Anyone ever go down to southern Ohio for a hog hunt? My dad and I were thinking of heading down this spring. I was wondering how some of you felt about some of the hunts you have been on, and if anyone had any recomendations on where to go.


----------



## LakeRaider (Apr 5, 2004)

White Oaks is nice. I go to Caryonah in Crossville Tenn. 1st class hunting.
www.caryonah.com. I can tell you the prices have gone up lately. Its getting popular. Have fun. Lakeraider


----------



## DaleM (Apr 5, 2004)

LakeRaider said:


> White Oaks is nice. I go to Caryonah in Crossville Tenn. 1st class hunting.
> I know several that have gone there for well over 25 years and still have a great hunt. not penned hogs guys these critters are wild hogs!


----------



## crankus_maximus (Apr 14, 2004)

I would love to get down there and do that. I was in SC over X-mas and my brother was saying that a local plantation picks hunters to come in and thin out the wild hogs who are destroying the vegetation, etc.
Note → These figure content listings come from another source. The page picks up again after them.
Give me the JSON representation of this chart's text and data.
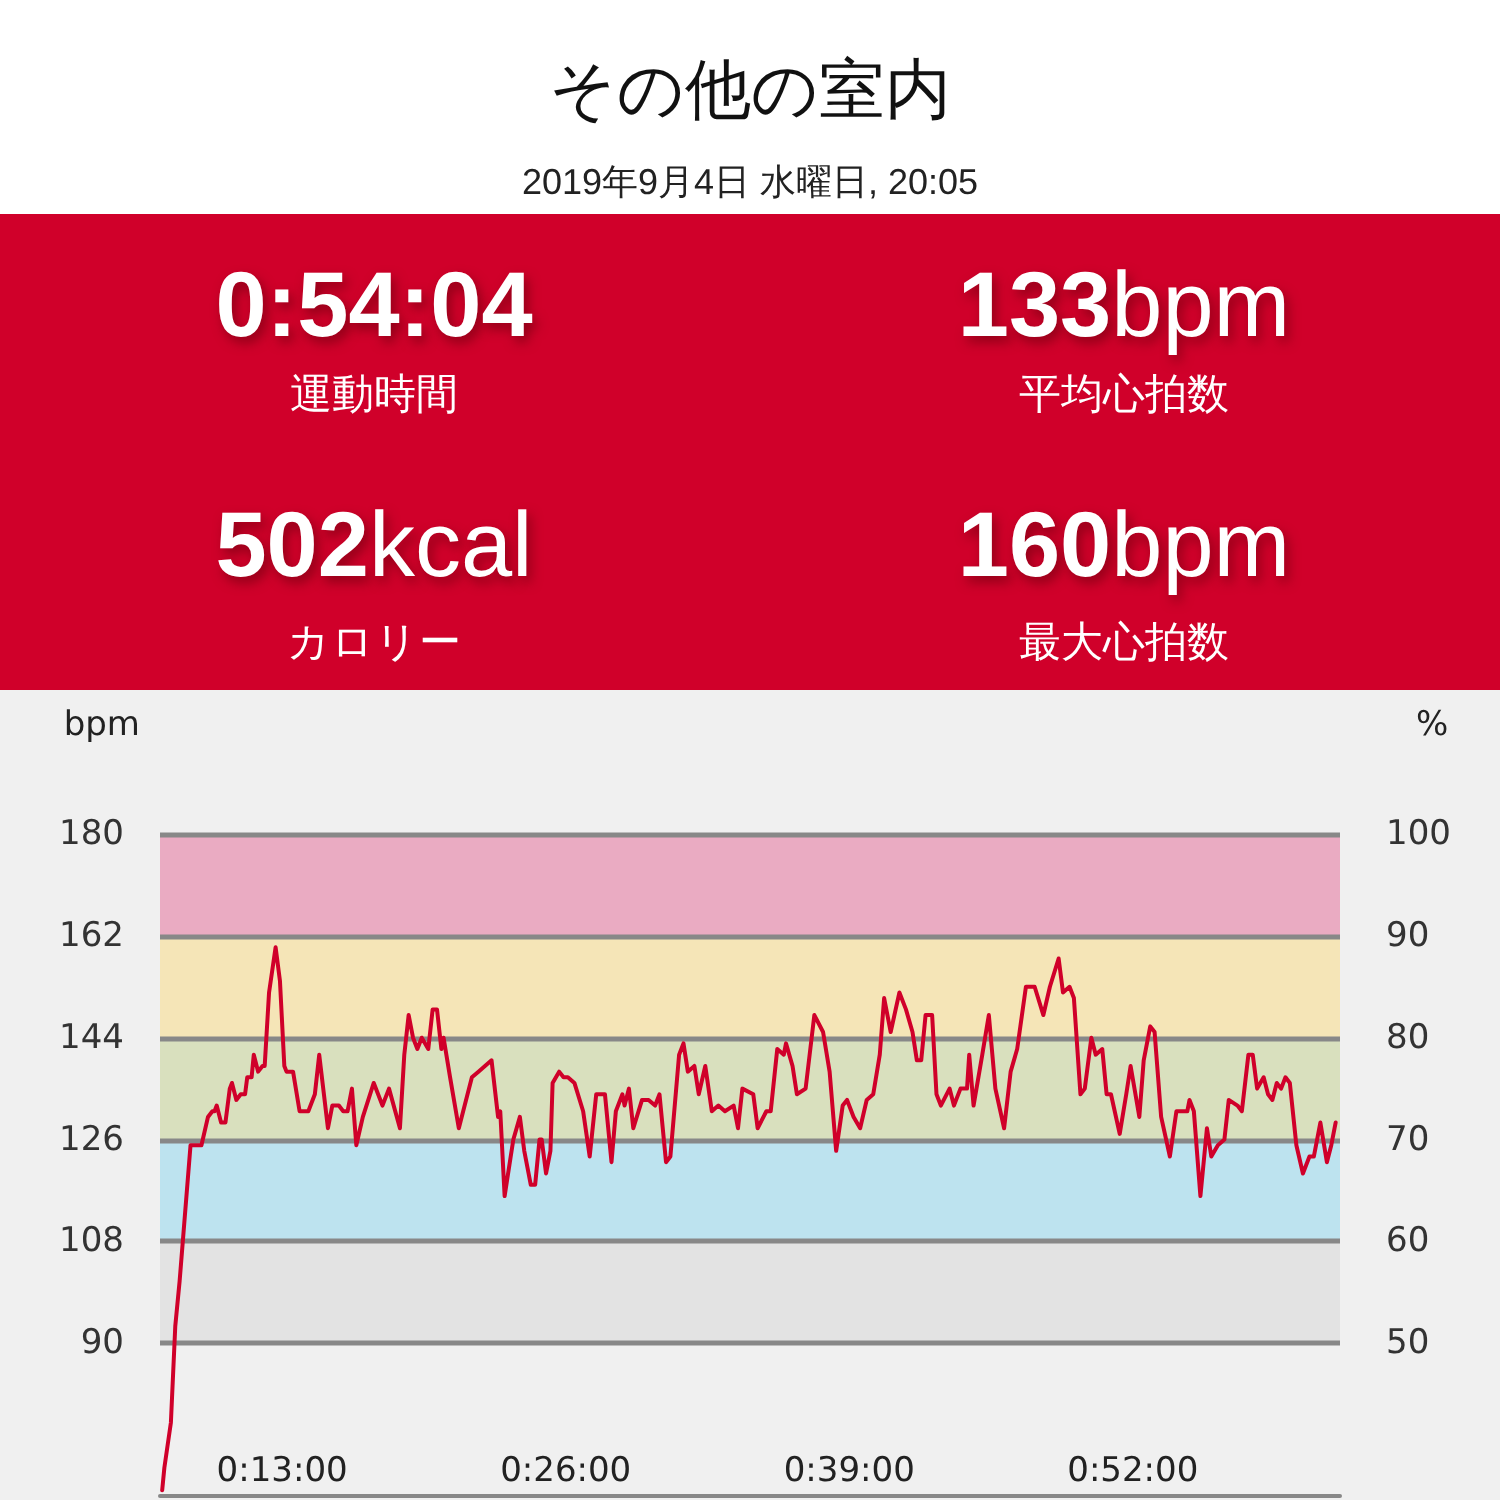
{
  "chart_data": [
    {
      "type": "other",
      "title": "その他の室内",
      "subtitle": "2019年9月4日 水曜日, 20:05",
      "annotations": [
        "0:54:04",
        "運動時間",
        "133bpm",
        "平均心拍数",
        "502kcal",
        "カロリー",
        "160bpm",
        "最大心拍数"
      ]
    },
    {
      "type": "line",
      "ylabel": "bpm",
      "y2label": "%",
      "color": "#d0002a",
      "x": [
        7.5,
        7.6,
        7.9,
        8.1,
        8.3,
        8.8,
        9.0,
        9.3,
        9.6,
        9.8,
        9.9,
        10.0,
        10.2,
        10.4,
        10.6,
        10.7,
        10.9,
        11.1,
        11.3,
        11.4,
        11.6,
        11.7,
        11.9,
        12.1,
        12.2,
        12.4,
        12.7,
        12.9,
        13.1,
        13.2,
        13.5,
        13.8,
        14.2,
        14.5,
        14.7,
        15.1,
        15.3,
        15.6,
        15.8,
        16.0,
        16.2,
        16.4,
        16.7,
        17.2,
        17.6,
        17.9,
        18.4,
        18.6,
        18.8,
        19.0,
        19.2,
        19.4,
        19.7,
        19.9,
        20.1,
        20.3,
        20.4,
        20.7,
        21.1,
        21.3,
        21.7,
        22.0,
        22.3,
        22.6,
        22.9,
        23.0,
        23.2,
        23.6,
        23.9,
        24.1,
        24.4,
        24.6,
        24.8,
        24.9,
        25.1,
        25.3,
        25.4,
        25.7,
        25.9,
        26.1,
        26.4,
        26.8,
        27.1,
        27.4,
        27.8,
        28.1,
        28.3,
        28.6,
        28.7,
        28.9,
        29.1,
        29.5,
        29.8,
        30.1,
        30.3,
        30.6,
        30.8,
        31.2,
        31.4,
        31.6,
        31.9,
        32.1,
        32.4,
        32.7,
        33.0,
        33.3,
        33.7,
        33.9,
        34.1,
        34.6,
        34.8,
        35.2,
        35.4,
        35.7,
        36.0,
        36.1,
        36.4,
        36.6,
        37.0,
        37.4,
        37.8,
        38.1,
        38.4,
        38.7,
        38.9,
        39.2,
        39.5,
        39.8,
        40.1,
        40.4,
        40.6,
        40.9,
        41.3,
        41.6,
        41.9,
        42.1,
        42.3,
        42.5,
        42.8,
        43.0,
        43.2,
        43.6,
        43.8,
        44.1,
        44.4,
        44.5,
        44.7,
        45.1,
        45.4,
        45.7,
        46.1,
        46.4,
        46.7,
        47.1,
        47.5,
        47.9,
        48.2,
        48.6,
        48.8,
        49.1,
        49.3,
        49.6,
        49.8,
        50.1,
        50.3,
        50.6,
        50.8,
        51.0,
        51.4,
        51.7,
        51.9,
        52.3,
        52.5,
        52.8,
        53.0,
        53.3,
        53.7,
        54.0,
        54.2,
        54.5,
        54.6,
        54.8,
        55.1,
        55.4,
        55.6,
        55.9,
        56.2,
        56.4,
        56.8,
        57.0,
        57.3,
        57.5,
        57.7,
        58.0,
        58.2,
        58.4,
        58.6,
        58.8,
        59.0,
        59.2,
        59.5,
        59.8,
        60.1,
        60.3,
        60.6,
        60.9,
        61.1,
        61.3
      ],
      "values": [
        64,
        68,
        76,
        93,
        101,
        125,
        125,
        125,
        130,
        131,
        131,
        132,
        129,
        129,
        135,
        136,
        133,
        134,
        134,
        137,
        137,
        141,
        138,
        139,
        139,
        152,
        160,
        154,
        139,
        138,
        138,
        131,
        131,
        134,
        141,
        128,
        132,
        132,
        131,
        131,
        135,
        125,
        130,
        136,
        132,
        135,
        128,
        141,
        148,
        144,
        142,
        144,
        142,
        149,
        149,
        142,
        144,
        137,
        128,
        131,
        137,
        138,
        139,
        140,
        130,
        131,
        116,
        126,
        130,
        124,
        118,
        118,
        126,
        126,
        120,
        124,
        136,
        138,
        137,
        137,
        136,
        131,
        123,
        134,
        134,
        122,
        131,
        134,
        132,
        135,
        128,
        133,
        133,
        132,
        134,
        122,
        123,
        141,
        143,
        138,
        139,
        134,
        139,
        131,
        132,
        131,
        132,
        128,
        135,
        134,
        128,
        131,
        131,
        142,
        141,
        143,
        139,
        134,
        135,
        148,
        145,
        138,
        124,
        132,
        133,
        130,
        128,
        133,
        134,
        141,
        151,
        145,
        152,
        149,
        145,
        140,
        140,
        148,
        148,
        134,
        132,
        135,
        132,
        135,
        135,
        141,
        132,
        141,
        148,
        135,
        128,
        138,
        142,
        153,
        153,
        148,
        153,
        158,
        152,
        153,
        151,
        134,
        135,
        144,
        141,
        142,
        134,
        134,
        127,
        134,
        139,
        130,
        140,
        146,
        145,
        130,
        123,
        131,
        131,
        131,
        133,
        131,
        116,
        128,
        123,
        125,
        126,
        133,
        132,
        131,
        141,
        141,
        135,
        137,
        134,
        133,
        136,
        135,
        137,
        136,
        125,
        120,
        123,
        123,
        129,
        122,
        125,
        129
      ],
      "xlim": [
        7.4,
        61.5
      ],
      "xticks": [
        {
          "value": 13,
          "label": "0:13:00"
        },
        {
          "value": 26,
          "label": "0:26:00"
        },
        {
          "value": 39,
          "label": "0:39:00"
        },
        {
          "value": 52,
          "label": "0:52:00"
        }
      ],
      "ylim": [
        63,
        180
      ],
      "yticks": [
        90,
        108,
        126,
        144,
        162,
        180
      ],
      "y2lim": [
        35,
        100
      ],
      "y2ticks": [
        50,
        60,
        70,
        80,
        90,
        100
      ],
      "bands": [
        {
          "axis": "y",
          "from": 162,
          "to": 180,
          "color": "#eaabc2"
        },
        {
          "axis": "y",
          "from": 144,
          "to": 162,
          "color": "#f5e5b7"
        },
        {
          "axis": "y",
          "from": 126,
          "to": 144,
          "color": "#d9e0be"
        },
        {
          "axis": "y",
          "from": 108,
          "to": 126,
          "color": "#bde3ef"
        },
        {
          "axis": "y",
          "from": 90,
          "to": 108,
          "color": "#e3e3e3"
        }
      ],
      "grid": "y",
      "marker": "none",
      "line_style": "solid"
    }
  ]
}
I told him the next time he saw the guy who runs the hunter list, to put my name on if he could.


----------



## bronzebackyac (Apr 19, 2005)

my cousin went to Double D ranch just outside of Macarthur Ohio last year and shot one. It was really good eatin. They have so many they are reducing the price on the hunts. Do a search, I believe they have a website.


----------